TORONTO -- Everything kept coming back around to Kirby Puckett. Mike Pagliarulo got the biggest hit and Jack Morris won two games and the bullpen didn't allow an earned run in 18 1/3 innings, but the Minnesota Twins kept coming back around to Kirby Puckett for deliverance in the American League playoffs.
It was his single that tied Game 3 in the sixth inning, when there had been every reason to believe the Toronto Blue Jays were about to take the series in hand. It was his home run in the fourth inning of Game 4 that started the Twins on a big rally that crushed the Blue Jays' spirit.
Then yesterday, throughout the ebb and flow that was Game 5, he was everywhere. Homering in the first inning to get the Twins rolling. Singling in the fifth as part of a rally that announced that, though down three runs, the Twins weren't about to go down silently. And then, at bat in the eighth with the leading run on second . . .
It was a moment of perfect symmetry for the Twins. Suddenly, everything had come back around to Puckett. Just as it has for six years now. In good times and bad. Back around to Puckett. The Twins' Twin. Up there batting against the Jays' best reliever, Duane Ward, with the game on the line. With the AL pennant on the line, in fact.
"He'd struck me out in the sixth on a pitch I shouldn't have swung at, a ball," Puckett said later, in the clubhouse, "and so all I did was go up there that time saying I wasn't going to give him anything. He was going to have to earn whatever he got."
The first pitch was a fastball, inside, and the second pitch was another fastball, over the plate, and Puckett swung and sent it bouncing between the first baseman and second baseman into right field, the runner on second coming around to score: the difference in the Twins' 8-5 win.
Then he was accepting the series MVP trophy in a humid clubhouse smelling of warm champagne, and then he was backed up all the way into the shower by a swarm of reporters, beer dripping off the brim of his cap, Puckett talking and talking and talking.
"Growing up in the projects in Chicago, where I did, this is the kind of thing you dream about," he said, having hit a team-high .429 with four runs, nine hits and six RBI. "It's a thrill to win the MVP thing. But someone has to win it, right? Anyone knows there's a roomful of people in here who deserve it."
He was right about that. Pagliarulo's 10th-inning, tie-breaking homer in Game 3 essentially won two games for the Twins: that one and the next one, with the Jays clearly depressed.
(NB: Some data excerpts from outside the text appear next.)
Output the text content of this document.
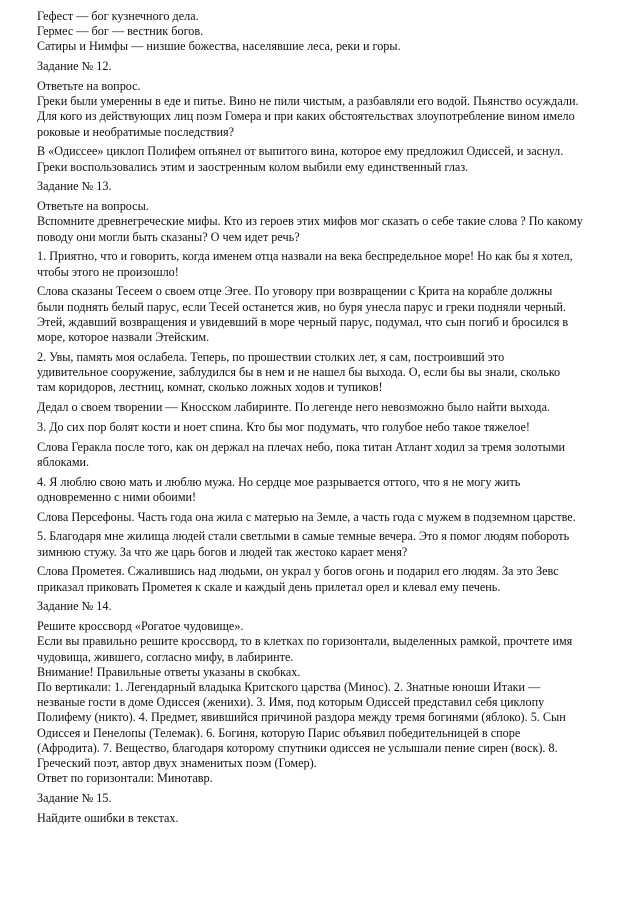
Гефест — бог кузнечного дела.
Гермес — бог — вестник богов.
Сатиры и Нимфы — низшие божества, населявшие леса, реки и горы.
Задание № 12.
Ответьте на вопрос.
Греки были умеренны в еде и питье. Вино не пили чистым, а разбавляли его водой. Пьянство осуждали.
Для кого из действующих лиц поэм Гомера и при каких обстоятельствах злоупотребление вином имело
роковые и необратимые последствия?
В «Одиссее» циклоп Полифем опъянел от выпитого вина, которое ему предложил Одиссей, и заснул.
Греки воспользовались этим и заостренным колом выбили ему единственный глаз.
Задание № 13.
Ответьте на вопросы.
Вспомните древнегреческие мифы. Кто из героев этих мифов мог сказать о себе такие слова ? По какому
поводу они могли быть сказаны? О чем идет речь?
1. Приятно, что и говорить, когда именем отца назвали на века беспредельное море! Но как бы я хотел,
чтобы этого не произошло!
Слова сказаны Тесеем о своем отце Эгее. По уговору при возвращении с Крита на корабле должны
были поднять белый парус, если Тесей останется жив, но буря унесла парус и греки подняли черный.
Этей, ждавший возвращения и увидевший в море черный парус, подумал, что сын погиб и бросился в
море, которое назвали Этейским.
2. Увы, память моя ослабела. Теперь, по прошествии столких лет, я сам, построивший это
удивительное сооружение, заблудился бы в нем и не нашел бы выхода. О, если бы вы знали, сколько
там коридоров, лестниц, комнат, сколько ложных ходов и тупиков!
Дедал о своем творении — Кносском лабиринте. По легенде него невозможно было найти выхода.
3. До сих пор болят кости и ноет спина. Кто бы мог подумать, что голубое небо такое тяжелое!
Слова Геракла после того, как он держал на плечах небо, пока титан Атлант ходил за тремя золотыми
яблоками.
4. Я люблю свою мать и люблю мужа. Но сердце мое разрывается оттого, что я не могу жить
одновременно с ними обоими!
Слова Персефоны. Часть года она жила с матерью на Земле, а часть года с мужем в подземном царстве.
5. Благодаря мне жилища людей стали светлыми в самые темные вечера. Это я помог людям побороть
зимнюю стужу. За что же царь богов и людей так жестоко карает меня?
Слова Прометея. Сжалившись над людьми, он украл у богов огонь и подарил его людям. За это Зевс
приказал приковать Прометея к скале и каждый день прилетал орел и клевал ему печень.
Задание № 14.
Решите кроссворд «Рогатое чудовище».
Если вы правильно решите кроссворд, то в клетках по горизонтали, выделенных рамкой, прочтете имя
чудовища, жившего, согласно мифу, в лабиринте.
Внимание! Правильные ответы указаны в скобках.
По вертикали: 1. Легендарный владыка Критского царства (Минос). 2. Знатные юноши Итаки —
незваные гости в доме Одиссея (женихи). 3. Имя, под которым Одиссей представил себя циклопу
Полифему (никто). 4. Предмет, явившийся причиной раздора между тремя богинями (яблоко). 5. Сын
Одиссея и Пенелопы (Телемак). 6. Богиня, которую Парис объявил победительницей в споре
(Афродита). 7. Вещество, благодаря которому спутники одиссея не услышали пение сирен (воск). 8.
Греческий поэт, автор двух знаменитых поэм (Гомер).
Ответ по горизонтали: Минотавр.
Задание № 15.
Найдите ошибки в текстах.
Morris was stellar. The bullpen was absolutely vicious. But every one of those others understood that they wouldn't have been there without Puckett, that it always comes back to him.
"Here's a guy who didn't complain when other players signed after him for more money," GM Andy MacPhail said, "because he understood that he would benefit in the end. And here's a guy whose personality absolutely controls the clubhouse. We can't have prima donnas here with Kirby setting the lead example."
It's the same with the Lakers and Magic, the 49ers and Montana, the Orioles and Ripken. You can't cop an attitude when the best player on the team is the first player to report to practice, the hardest worker, the example of all examples.
Puckett reported to spring training two weeks early this year. He comes early every year. "How can anyone show up with a sour attitude when you have Kirby sitting there for two weeks working out to make the team better?" MacPhail said. "He has a genuine enthusiasm for the game that just can't be measured in importance."
He is 30 years old now and not quite the player he was five years ago, no longer the big power hitter or triple-digit RBI man. The Twins talked in the spring about moving him from center field to make his life easier. He responded with a solid year for him: .319, 15 homers, 89 RBI, probably another Gold Glove.
"People were talking all year about other people, about Chili Davis carrying us and Jack Morris and all the new guys, and that was fine," Puckett said. "All I wanted to do was win after coming in last place last year, and we were winning. I really wasn't doing anything special for me."
Just being there every day. Just being one of the three or four most versatile players in the game. How many others hit for power and average to all fields, run the bases well, throw hard? Not many. "Puck is just Puck," manager Tom Kelly said. "There's nothing you need to say."
He had only one hit in his first seven at-bats in this series, and people were talking about a slump. "I just told them two games didn't mean anything, that I was going to keep hacking up there, and if good things were meant to happen, they would," Puckett said.
He reached base in seven of his next 11 at-bats, either scoring or driving in a run four times. And then it all came back around to him again in the eighth yesterday, the perfect moment, Ward's fastball running out over the plate. "We all jumped up and cheered," Twins outfielder Shane Mack said, "but I can tell you one thing. Not one of us was surprised."